His ancestry can be traced back to chief Khondlo, an Ngwane chief who was forced to flee Zululand. In all probability, he began his elementary schooling at the famous Healdtown Wesleyan Mission School. After completing his elementary schooling, he went on to attend the Native Institute at Grahamstown either in 1882/83 where he trained to become a teacher. He started his teaching career in Somerset East in the Eastern Cape. Through a strange combination of events, Gumede and Martin Luthuli befriended Dinizulu, the young Zulu king. As an indunas (messenger-negotiator) he became intimately involved in the land struggles of Dinizulu. He personally witness the attempts of the Boers to secure parts of Zululand for farming.House of Records, London, Lloyd George papers, Series F?Box 227/Folder 2, Gumede to the Right Honourable Lloyd George, 1 December 1919. Before the British annexation of Zululand, Gumede departed for Bergville when he turned to farming. In 1893 he toured England as a member of the Zulu Choir, founded by Saul Msane and the Reverend William August Illing, a German-trained Lutheran missionary who after 1869 renounced his Lutheran faith and became a convert of the Anglican Church. The Zulu Choir experienced blatant racial prejudice in England.

He was a founding member of two important African organisations in colonial Natal, Funamalungelo and the Natal Native Congress, although he did not attend the inaugural meeting of the Natal Native Congress in June 1900.[1] He was serving as head of the Sotho Scouts during the Anglo Boer War of 1899-1902. His testimony before the South African Native Affairs, the so-called Lagden Commission of 1904 revealed his admiration of Zulu culture. In 1906 he led a Batlokwa and Makgolokwe delegation to England to protest against the Batlokwa and the Makgolokwe people losing their ancestral lands in the former Boer republics. In England, a Trinidarian-born barrister, Henry Sylvester Williams, had undertaken care of the delegates.[2] The other person noted as having the Tlokwa's interests placed in his hands was Dr.
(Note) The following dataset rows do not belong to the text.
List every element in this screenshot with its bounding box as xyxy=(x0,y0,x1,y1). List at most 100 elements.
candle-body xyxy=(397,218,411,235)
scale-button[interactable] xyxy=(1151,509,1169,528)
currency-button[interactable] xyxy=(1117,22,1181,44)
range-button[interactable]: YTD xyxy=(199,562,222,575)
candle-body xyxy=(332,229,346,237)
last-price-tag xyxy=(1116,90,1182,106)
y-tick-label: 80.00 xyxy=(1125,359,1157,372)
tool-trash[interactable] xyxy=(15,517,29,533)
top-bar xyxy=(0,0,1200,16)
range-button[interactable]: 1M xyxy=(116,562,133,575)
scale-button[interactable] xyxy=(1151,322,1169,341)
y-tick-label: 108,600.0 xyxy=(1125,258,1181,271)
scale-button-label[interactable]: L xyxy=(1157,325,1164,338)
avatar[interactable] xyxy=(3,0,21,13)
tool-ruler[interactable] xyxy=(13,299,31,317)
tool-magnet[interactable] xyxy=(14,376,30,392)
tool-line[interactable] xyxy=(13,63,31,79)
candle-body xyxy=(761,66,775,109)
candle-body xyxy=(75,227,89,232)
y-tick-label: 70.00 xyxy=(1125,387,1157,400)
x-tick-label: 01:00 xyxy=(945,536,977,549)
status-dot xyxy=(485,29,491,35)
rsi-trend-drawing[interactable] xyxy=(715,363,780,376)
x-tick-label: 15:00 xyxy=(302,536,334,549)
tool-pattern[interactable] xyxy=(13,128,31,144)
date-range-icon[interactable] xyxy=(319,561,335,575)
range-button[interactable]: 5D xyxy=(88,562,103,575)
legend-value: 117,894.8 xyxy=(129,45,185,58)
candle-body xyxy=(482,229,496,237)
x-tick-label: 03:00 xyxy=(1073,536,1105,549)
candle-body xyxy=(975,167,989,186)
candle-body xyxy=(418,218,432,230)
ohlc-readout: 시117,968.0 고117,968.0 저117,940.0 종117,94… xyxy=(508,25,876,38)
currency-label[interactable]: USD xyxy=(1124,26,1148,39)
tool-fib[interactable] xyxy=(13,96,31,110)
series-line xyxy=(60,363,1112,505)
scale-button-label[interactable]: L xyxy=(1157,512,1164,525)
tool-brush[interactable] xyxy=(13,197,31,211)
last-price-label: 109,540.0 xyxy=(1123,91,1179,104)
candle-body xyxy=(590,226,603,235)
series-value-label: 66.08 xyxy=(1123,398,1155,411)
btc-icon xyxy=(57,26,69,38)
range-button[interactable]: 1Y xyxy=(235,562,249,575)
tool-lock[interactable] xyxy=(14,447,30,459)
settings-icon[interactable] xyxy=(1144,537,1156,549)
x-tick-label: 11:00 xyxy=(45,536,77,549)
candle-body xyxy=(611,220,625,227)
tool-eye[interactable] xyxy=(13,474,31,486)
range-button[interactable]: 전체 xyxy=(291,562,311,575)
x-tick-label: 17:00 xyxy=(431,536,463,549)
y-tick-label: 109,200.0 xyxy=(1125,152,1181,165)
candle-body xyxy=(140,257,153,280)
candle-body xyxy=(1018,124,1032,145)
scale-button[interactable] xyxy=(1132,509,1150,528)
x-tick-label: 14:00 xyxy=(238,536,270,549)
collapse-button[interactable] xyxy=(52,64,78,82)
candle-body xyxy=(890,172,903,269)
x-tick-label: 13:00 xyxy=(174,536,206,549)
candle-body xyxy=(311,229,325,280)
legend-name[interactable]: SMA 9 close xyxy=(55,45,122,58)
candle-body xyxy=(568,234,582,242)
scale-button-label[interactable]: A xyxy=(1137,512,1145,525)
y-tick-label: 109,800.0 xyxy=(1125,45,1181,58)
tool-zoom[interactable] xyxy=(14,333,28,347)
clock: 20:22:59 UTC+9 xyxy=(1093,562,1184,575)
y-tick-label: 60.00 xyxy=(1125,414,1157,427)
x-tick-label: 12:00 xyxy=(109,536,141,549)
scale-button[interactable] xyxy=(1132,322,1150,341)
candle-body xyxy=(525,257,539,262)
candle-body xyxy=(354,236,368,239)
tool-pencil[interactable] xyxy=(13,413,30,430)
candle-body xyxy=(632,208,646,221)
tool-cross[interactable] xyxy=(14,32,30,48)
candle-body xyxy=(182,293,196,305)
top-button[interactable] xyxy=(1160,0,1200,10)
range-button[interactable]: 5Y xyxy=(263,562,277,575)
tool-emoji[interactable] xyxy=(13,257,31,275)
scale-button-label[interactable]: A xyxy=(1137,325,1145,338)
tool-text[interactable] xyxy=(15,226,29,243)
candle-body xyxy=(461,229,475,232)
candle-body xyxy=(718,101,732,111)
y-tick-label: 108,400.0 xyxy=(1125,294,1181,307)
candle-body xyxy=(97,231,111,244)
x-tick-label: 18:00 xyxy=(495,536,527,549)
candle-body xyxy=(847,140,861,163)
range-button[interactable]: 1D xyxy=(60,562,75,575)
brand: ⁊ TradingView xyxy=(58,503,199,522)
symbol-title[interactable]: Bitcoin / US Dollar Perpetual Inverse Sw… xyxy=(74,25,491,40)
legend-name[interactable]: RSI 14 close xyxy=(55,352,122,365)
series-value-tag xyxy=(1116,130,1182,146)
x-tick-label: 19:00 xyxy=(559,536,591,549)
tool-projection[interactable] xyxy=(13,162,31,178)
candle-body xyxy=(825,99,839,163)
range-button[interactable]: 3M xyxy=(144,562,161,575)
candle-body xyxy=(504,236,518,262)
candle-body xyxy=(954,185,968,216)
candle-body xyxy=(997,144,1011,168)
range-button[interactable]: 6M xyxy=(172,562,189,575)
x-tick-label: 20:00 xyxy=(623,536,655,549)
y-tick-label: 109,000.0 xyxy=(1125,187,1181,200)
Evans Darby, the secretary of the League of Universal Brotherhood (LUB) South Africa 12 January 1907, p. 122. On his return with the Tlokwa and Kgolokwe chiefs to South Africa on 13 May 1907, Josiah was arrested for having left the country without obtaining the necessary permission. The report of this by the Reuters newsagency was carried in the Manchester Guardian and The Times (p. 5) on 5 May.

Gumede's political consciousness had reached new heights before the establishment of the white Union of South Africa. Aware of the excitement among whites before the opening session of the SOuth African National Convention, Gumede raised concerns about the position of Africans under Union. Gumede was a founding member of the South African Native National Congress in January 1912. In 1913 he voiced his criticism of the historic Native Land Act, which effectively limited Africans' access to only 7% of the country. In 1927, he was chosen as a delegate to the League against Imperialism in Brussels.[3] Having become sympathetic to Communists after a visit to the Soviet Union, Gumede was ousted from the ANC in 1930.[4]

Notes and references[edit]

  1. ^ Van Diemel, Raymond (2001). "In Search of Freedom, Fair Play and Justice", Josiah Tshangana Gumede, 1867-1947, A Biography. Cape Town, South Africa: Salty Press, Cape Town. p. 184. ISBN 0-620-28054-9. 
  2. ^ Sherwood, Marika (2011). Origins of Pan-Africanism, Henry Sylvester Williams, Africa, and the African Diaspora. London: Routledge. p. 437. ISBN 978-0-415-87959-0. 
  3. ^ Fredrickson, George (1996). Black Liberation: A Comparative History of Black Ideologies in the United States and South Africa. New York: Oxford University Press. p. 195. ISBN 9780195109788. 
  4. ^ Fredrickson, George (2000). The Comparative Imagination: On the History of Racism, Nationalism, and Social Movements. Berkeley: University of California Press. p. 141. ISBN 9780520224841.